Local responsibilities
Running parallel with the ongoing focus on future economic success and continuous improvement has always been the Khomecau Project’s commitment to the region in which it operates, a dedication that was earmarked from the beginning simply in naming the subsidiary.
“’Khoemacau’ is a combination of five words from the sandman tribes that live on the central Kalahari Game Reserve here, meaning ‘hills of the people’, and it was chosen by a local school after we got the local communities involved to help us name our project,” Rasmussen said. “Assisting the nearby communities and people is very important when mining companies operate in small communities, so we’ve made a point of carrying out socially responsible activities like building schools, wells, houses and even clinics.”
This local emphasis translates to its own employment strategies too, with more than 90 percent of the current workforce of 300 coming from Botswana.
Despite a shortage of skills in some areas, Khoemacau is certainly not taking an ‘out of sight, out of mind’ approach and is instead devoting itself to the training and development of indigenous, willing workers to build for the future of the mine in the hope that operations will be managed almost exclusively by Batswana in the years ahead.

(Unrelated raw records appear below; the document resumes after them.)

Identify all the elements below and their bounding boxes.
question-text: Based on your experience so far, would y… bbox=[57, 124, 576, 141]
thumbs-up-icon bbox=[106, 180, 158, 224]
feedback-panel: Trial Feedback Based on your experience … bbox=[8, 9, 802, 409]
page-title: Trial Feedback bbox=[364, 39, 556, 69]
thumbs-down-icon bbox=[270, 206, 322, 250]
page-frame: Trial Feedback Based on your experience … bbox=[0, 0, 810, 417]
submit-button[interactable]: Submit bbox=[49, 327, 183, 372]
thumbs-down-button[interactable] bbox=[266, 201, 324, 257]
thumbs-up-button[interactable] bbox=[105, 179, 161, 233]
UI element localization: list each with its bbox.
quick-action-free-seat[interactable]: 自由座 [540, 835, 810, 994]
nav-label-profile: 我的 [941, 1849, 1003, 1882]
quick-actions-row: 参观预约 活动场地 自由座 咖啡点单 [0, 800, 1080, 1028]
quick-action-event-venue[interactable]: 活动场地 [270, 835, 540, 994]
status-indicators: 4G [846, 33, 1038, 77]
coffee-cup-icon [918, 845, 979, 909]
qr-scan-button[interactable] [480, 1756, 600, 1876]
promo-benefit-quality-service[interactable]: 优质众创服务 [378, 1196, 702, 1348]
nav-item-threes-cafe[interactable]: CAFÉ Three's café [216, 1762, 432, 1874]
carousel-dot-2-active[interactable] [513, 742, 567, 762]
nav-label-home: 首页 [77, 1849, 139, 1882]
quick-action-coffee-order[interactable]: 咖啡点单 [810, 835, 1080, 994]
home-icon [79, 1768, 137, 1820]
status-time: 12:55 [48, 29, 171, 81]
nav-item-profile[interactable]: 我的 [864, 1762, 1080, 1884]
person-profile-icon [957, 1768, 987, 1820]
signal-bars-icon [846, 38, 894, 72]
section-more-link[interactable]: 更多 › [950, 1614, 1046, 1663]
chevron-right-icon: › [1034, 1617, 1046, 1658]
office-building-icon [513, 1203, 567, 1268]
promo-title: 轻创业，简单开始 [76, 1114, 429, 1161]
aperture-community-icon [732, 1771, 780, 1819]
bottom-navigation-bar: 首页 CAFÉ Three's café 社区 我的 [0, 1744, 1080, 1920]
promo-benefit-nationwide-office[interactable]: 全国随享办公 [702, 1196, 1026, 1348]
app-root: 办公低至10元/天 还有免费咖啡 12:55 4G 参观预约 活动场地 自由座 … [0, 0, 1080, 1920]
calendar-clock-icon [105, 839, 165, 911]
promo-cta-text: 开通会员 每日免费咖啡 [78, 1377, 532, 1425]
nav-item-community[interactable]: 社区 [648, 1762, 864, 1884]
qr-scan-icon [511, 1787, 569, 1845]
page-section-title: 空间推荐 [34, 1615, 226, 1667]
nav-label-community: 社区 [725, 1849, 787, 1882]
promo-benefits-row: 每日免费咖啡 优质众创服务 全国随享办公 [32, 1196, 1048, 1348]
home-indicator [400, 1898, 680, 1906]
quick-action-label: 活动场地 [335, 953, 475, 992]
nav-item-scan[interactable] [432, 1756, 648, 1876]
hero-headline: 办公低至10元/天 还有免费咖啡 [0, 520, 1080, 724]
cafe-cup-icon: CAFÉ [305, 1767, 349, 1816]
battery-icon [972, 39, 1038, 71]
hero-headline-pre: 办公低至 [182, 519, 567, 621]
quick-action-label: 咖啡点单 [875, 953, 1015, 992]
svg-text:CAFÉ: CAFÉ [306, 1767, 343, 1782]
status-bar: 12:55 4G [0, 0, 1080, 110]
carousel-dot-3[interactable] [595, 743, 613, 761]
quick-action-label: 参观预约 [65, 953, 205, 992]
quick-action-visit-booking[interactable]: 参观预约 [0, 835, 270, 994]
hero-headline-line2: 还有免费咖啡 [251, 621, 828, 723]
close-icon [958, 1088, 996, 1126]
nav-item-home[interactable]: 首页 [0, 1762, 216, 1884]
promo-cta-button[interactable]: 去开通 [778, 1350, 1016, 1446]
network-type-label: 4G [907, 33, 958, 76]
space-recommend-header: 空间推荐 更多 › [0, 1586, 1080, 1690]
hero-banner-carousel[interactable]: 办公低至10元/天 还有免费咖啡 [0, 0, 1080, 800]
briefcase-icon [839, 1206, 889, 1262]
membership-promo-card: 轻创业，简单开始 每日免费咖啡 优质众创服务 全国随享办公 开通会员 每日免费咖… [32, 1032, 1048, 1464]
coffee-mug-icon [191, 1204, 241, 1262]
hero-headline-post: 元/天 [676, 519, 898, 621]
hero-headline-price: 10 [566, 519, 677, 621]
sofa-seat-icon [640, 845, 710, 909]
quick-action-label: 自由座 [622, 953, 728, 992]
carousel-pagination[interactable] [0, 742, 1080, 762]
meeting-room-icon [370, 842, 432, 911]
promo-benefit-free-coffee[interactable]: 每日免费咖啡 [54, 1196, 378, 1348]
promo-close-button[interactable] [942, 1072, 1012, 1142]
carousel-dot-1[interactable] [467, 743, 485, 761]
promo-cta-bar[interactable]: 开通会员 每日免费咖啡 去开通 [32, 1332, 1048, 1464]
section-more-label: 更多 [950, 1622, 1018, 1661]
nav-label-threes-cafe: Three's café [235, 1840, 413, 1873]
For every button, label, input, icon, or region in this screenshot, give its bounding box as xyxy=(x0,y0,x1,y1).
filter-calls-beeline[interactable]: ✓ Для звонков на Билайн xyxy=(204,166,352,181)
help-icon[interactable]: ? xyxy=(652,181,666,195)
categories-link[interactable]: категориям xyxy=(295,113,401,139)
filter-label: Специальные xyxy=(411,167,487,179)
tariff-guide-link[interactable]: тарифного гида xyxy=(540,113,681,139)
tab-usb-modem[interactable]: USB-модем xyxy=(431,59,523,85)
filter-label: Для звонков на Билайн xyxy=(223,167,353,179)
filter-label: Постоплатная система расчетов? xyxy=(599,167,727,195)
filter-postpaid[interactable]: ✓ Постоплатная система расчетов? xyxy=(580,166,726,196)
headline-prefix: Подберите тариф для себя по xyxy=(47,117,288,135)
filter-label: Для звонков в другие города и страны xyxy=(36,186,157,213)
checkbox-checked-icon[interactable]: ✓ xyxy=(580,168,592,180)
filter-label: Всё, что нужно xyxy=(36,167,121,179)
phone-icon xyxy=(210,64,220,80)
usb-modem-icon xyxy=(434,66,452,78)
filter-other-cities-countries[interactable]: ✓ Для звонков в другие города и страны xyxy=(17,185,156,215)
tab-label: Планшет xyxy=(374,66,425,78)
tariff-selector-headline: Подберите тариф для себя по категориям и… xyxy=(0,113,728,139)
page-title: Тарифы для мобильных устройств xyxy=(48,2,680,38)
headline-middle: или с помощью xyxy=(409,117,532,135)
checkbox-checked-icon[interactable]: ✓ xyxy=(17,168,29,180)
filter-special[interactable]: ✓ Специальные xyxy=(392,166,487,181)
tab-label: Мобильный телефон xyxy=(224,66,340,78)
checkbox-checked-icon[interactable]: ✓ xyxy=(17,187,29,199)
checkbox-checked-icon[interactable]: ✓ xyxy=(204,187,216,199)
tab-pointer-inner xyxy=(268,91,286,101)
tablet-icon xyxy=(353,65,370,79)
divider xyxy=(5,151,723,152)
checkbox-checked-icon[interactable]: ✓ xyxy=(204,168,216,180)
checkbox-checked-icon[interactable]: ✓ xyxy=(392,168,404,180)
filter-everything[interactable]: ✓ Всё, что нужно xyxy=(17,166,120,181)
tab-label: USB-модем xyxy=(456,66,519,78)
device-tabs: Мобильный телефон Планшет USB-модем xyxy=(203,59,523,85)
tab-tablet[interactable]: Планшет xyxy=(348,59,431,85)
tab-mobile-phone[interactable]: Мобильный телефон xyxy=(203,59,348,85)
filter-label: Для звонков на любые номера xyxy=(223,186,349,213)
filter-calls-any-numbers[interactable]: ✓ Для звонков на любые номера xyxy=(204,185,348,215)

“It’s the philosophy of the company; if we don’t have the expertise we develop it, if we don’t have something we build it,” Rasmussen concluded. “It may take five or 10 years but you’ve got to think long term, and our development plan for the project is consistent with this philosophy.
“In five years’ time I’m positive I’ll be able to report back that Khoemacau successfully started up in 2017 and continues to exceed production expectations, all while operating smoothly and safely and empowering the people of Botswana.”